The doctor pressed her palms together.

“A uterus is a potential space,” she said.

She tented her hands out into a diamond. “This is what we are trying to see.”

I was at the hospital for a hysterosalpingogram (HSG). The doctor wanted me to understand what I was in for. It seemed straight-forward enough. She would use a speculum to help her place a catheter at my cervix. She would inject contrast dye into the catheter and from there, well, we would see. Hopefully, an x-ray would show the dye filling the potential space and flowing out through my fallopian tubes.

“Tube. I only have one,” I reminded her. She blinked three times. “My ectopic pregnancy? I don’t have a left fallopian tube anymore.”

“Right, salpingectomy, yes,” she said.

* * *

If I had to pinpoint when trying to conceive first began to go wrong for me, I would say it was October 6, 2016 — the day of that salpingectomy.

The emergency abdominal surgery came 10 weeks into my second pregnancy. My baby, who was as long as my thumb, had been trying to grow that whole time in a space only meant to accommodate something as thick as my nail: my left fallopian tube. On October 6, that tube left me, along with all the things I had pictured for the potential I had hoped would become my second child. No birthday in May. No two years behind her brother in school. No miraculous birth after what had already been a harrowing pregnancy.

Eventually, we did hold a second child. But when we began trying for our third and final child, things went wrong again. Twenty-nine potential birthdays and one more potential daughter later, we were trying to find out why.

* * *

“We are just waiting on the others,” the doctor said. The others? I had been told the HSG was expected to take one minute, maybe two. How many people did a minute-long procedure require?

Four. It took four people. As they stood around me, concealed under their plastic gowns, N-95 masks, and plastic visors, it was as if the truth of the room was revealed. Suddenly everything — the sleek metal table, the brilliant overhead lights, the tray of shiny instruments — took on a surgical gleam. An HSG was simple yes, but simple in the way that any medical event is when it is explained well.

My ectopic pregnancy had been simple, too. The baby had gotten stuck is all. She just started growing in the wrong spot. When she was big enough, that spot couldn’t hold any longer. It was all so simple.
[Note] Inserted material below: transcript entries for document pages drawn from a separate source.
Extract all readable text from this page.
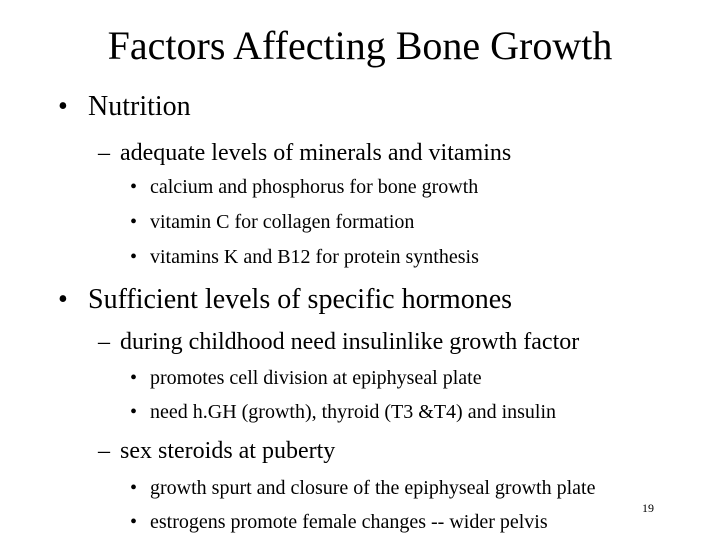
Factors Affecting Bone Growth
• Nutrition
– adequate levels of minerals and vitamins
• calcium and phosphorus for bone growth
• vitamin C for collagen formation
• vitamins K and B12 for protein synthesis
• Sufficient levels of specific hormones
– during childhood need insulinlike growth factor
• promotes cell division at epiphyseal plate
• need h.GH (growth), thyroid (T3 &T4) and insulin
– sex steroids at puberty
• growth spurt and closure of the epiphyseal growth plate
• estrogens promote female changes -- wider pelvis
19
And yet — reality is always more complex than the words we use to describe it. Neat consonants and smooth vowels can box an experience into sentences and paragraphs that fit in the palm of your hand. The raw sounds of real-life are not like that. They are unruly, propagating through and past life as you thought it was. Carrying you to places you never expected to be.

* * *

“Focus on your toes,” the doctor said, “It helps.” I wrested my electrified attention from the white pain that seized at my center toward my feet. Red blood began to pour out of me. “Gauze!” the doctor said.

The catheter wasn’t making a seal with my cervix. All 10 of our eyes trained on the x-ray monitor, waiting, waiting, waiting for the gray spaces to go black with the contrast dye.

Clenching the steel table and seeing endless gray, I understood viscerally the potential for the HSG to show that we could not have another child — not in my body. The potential for the life of our family to be stopped short of what we had planned for. All those potential birthdays behind us. Something else ahead.

How much of my life had I devoted to those potential birthdays?

Later, when I pulled my dictionary from the wooden bookshelf, I saw that potential means something that is capable of being but not yet in existence. A potential is a latent thing. You have to develop it. With care and attention, what was once a potential can become manifest. What was once a potential can become real. But the effort is no guarantee. It is only a possibility. How do you hold space for the potentials you hope for? How do you not?

And then, at the hospital, a river of black coursed across the screen. As unremarkable as water spilling past rock. When I picked up my phone to tell my husband, I saw that 54 minutes had gone by.

* * *

On a cool morning a few weeks later, during the days of the month when I dreamed of another potential birthday, I took my two children to a forest. Decaying leaves and logs released a sweet mineral smell. Yellow petals cupped tiny pools of water from the rain the night before. The earth felt slick and soft beneath our feet.

child holding mom's hand - A Potential Space: Preparing to Try to Conceive after Loss

Walking through the woods that morning, I understood that there is potential space everywhere.

Not only that where a child could go. In each moment, in each breath, there is potential. Your attention can bring these potentials into your reality. Sometimes the process happens as planned. Sometimes it doesn’t. That is the way of the world.

Maybe this means it is ok to live for potential. All of it.